Spotify is starting to crack down on listeners who run ad blockers when using the service.
In a new email to users the streaming platform said its new user guidelines “make it clear that all types of ad blockers, bots and fraudulent streaming activities are not permitted.”
New terms of service, which come into effect on March 1 mean that accounts that use ad blockers face immediate suspension.
Ad blocks have become an increasing issue for Spotify. The company said in March 2018 that while preparing for its initial public offering, it discovered two million users, about 1.3 percent of its total user base at the time , had been using blockers on the free version of Spotify.
At the time Spotify began cracking down on unauthorised Android apps that let people access the service without ads.
In its new terms of service, Spotify says “circumventing or blocking advertisements in the Spotify Service, or creating and distributing tools designed to block advertisements in the Spotify Service” may now result in “immediate termination or suspension of your Spotify account.”
Spotify found itself entangled in another Facebook data breach recently.
A New York Times report on how Facebook shares user data with partners, found that the company admitted it had given third-party companies extensive access to messages.
Facebook insisted access had been given so people could log into services like Spotify with their Facebook account and send messages through the app.
In a blog post, the company wrote:
“Did partners get access to messages? Yes. But people had to explicitly sign in to Facebook first to use a partner’s messaging feature. Take Spotify for example. After signing in to your Facebook account in Spotify’s desktop app, you could then send and receive messages without ever leaving the app. Our API provided partners with access to the person’s messages in order to power this type of feature.”
“To put it simply, this work was about helping people do two things. First, people could access their Facebook accounts or specific Facebook features on devices and platforms built by other companies like Apple, Amazon, Blackberry and Yahoo. These are known as integration partners. Second, people could have more social experiences – like seeing recommendations from their Facebook friends – on other popular apps and websites, like Netflix, The New York Times, Pandora and Spotify.
To be clear: none of these partnerships or features gave companies access to information without people’s permission, nor did they violate our 2012 settlement with the FTC.
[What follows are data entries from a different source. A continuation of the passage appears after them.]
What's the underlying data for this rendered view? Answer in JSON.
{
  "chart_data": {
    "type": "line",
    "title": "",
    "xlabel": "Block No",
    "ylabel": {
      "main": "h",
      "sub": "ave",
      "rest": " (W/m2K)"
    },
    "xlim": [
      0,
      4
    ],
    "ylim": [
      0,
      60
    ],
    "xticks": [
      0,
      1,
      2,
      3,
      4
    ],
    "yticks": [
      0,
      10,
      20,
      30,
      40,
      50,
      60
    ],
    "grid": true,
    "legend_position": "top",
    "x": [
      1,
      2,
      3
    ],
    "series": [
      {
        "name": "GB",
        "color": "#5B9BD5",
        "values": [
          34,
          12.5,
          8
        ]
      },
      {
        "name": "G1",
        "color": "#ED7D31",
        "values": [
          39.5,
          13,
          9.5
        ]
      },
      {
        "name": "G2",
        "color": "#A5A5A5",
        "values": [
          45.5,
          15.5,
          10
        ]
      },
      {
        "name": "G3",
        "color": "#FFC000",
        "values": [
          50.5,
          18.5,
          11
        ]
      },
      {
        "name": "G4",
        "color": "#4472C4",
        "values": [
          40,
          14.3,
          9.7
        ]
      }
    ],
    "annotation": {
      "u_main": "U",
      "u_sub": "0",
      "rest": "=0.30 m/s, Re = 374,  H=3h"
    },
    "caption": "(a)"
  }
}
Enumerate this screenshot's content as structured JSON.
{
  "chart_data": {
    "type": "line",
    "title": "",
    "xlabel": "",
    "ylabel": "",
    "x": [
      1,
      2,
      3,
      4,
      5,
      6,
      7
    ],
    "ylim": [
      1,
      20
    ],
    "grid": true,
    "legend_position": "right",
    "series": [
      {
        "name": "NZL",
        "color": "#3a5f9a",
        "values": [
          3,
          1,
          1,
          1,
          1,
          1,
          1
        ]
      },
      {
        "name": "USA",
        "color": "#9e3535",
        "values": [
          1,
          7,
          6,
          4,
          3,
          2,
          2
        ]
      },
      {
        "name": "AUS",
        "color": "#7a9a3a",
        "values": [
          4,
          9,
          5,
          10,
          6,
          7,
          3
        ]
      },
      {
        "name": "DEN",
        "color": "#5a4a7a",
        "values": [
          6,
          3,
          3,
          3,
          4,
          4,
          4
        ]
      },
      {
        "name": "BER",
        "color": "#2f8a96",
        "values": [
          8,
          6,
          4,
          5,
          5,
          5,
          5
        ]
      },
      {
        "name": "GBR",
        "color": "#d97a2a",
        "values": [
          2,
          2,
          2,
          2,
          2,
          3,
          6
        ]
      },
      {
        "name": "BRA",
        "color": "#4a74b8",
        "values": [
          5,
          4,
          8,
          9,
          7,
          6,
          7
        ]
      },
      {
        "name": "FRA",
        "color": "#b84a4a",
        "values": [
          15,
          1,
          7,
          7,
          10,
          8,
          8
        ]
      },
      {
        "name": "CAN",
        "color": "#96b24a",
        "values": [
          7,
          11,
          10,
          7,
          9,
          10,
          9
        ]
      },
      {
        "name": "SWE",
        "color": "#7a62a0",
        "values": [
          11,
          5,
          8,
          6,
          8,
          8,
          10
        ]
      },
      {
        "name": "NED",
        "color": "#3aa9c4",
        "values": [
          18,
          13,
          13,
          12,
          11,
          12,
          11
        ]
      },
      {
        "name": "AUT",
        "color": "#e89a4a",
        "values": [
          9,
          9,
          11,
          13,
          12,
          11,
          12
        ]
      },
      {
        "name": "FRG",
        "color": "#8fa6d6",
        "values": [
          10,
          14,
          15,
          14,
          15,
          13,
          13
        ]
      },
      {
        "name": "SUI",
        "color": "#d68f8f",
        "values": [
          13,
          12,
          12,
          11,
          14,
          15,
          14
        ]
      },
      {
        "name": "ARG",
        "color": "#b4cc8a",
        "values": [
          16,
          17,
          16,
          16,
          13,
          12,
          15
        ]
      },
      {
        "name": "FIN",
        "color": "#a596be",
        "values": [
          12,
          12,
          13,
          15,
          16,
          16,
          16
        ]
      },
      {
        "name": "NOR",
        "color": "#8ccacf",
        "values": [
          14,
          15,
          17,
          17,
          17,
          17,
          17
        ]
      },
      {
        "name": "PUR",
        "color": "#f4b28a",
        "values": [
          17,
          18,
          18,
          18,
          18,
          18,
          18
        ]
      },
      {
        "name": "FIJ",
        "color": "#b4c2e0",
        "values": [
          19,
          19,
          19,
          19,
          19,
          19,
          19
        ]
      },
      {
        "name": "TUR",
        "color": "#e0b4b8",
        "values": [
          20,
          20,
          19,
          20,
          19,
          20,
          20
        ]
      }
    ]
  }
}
How did people use these features?
People used these features in many different ways, including through:
- Apps that allowed people to access their Facebook account on their Windows Phone device
- Notifications about their activity on Facebook that they could turn on while they were using Safari or other browsers
- “Social hubs” that consolidated their feeds across Facebook, Twitter, and other services
- Messaging integrations that allowed people to recommend things like songs from Spotify to friends
- Search results in Bing and elsewhere based on public information their friends shared
- Tools that helped them find friends on Facebook by uploading their contacts from email providers like Yahoo
We’ve been public about these features and partnerships over the years because we wanted people to actually use them – and many people did. They were discussed, reviewed, and scrutinized by a wide variety of journalists and privacy advocates.”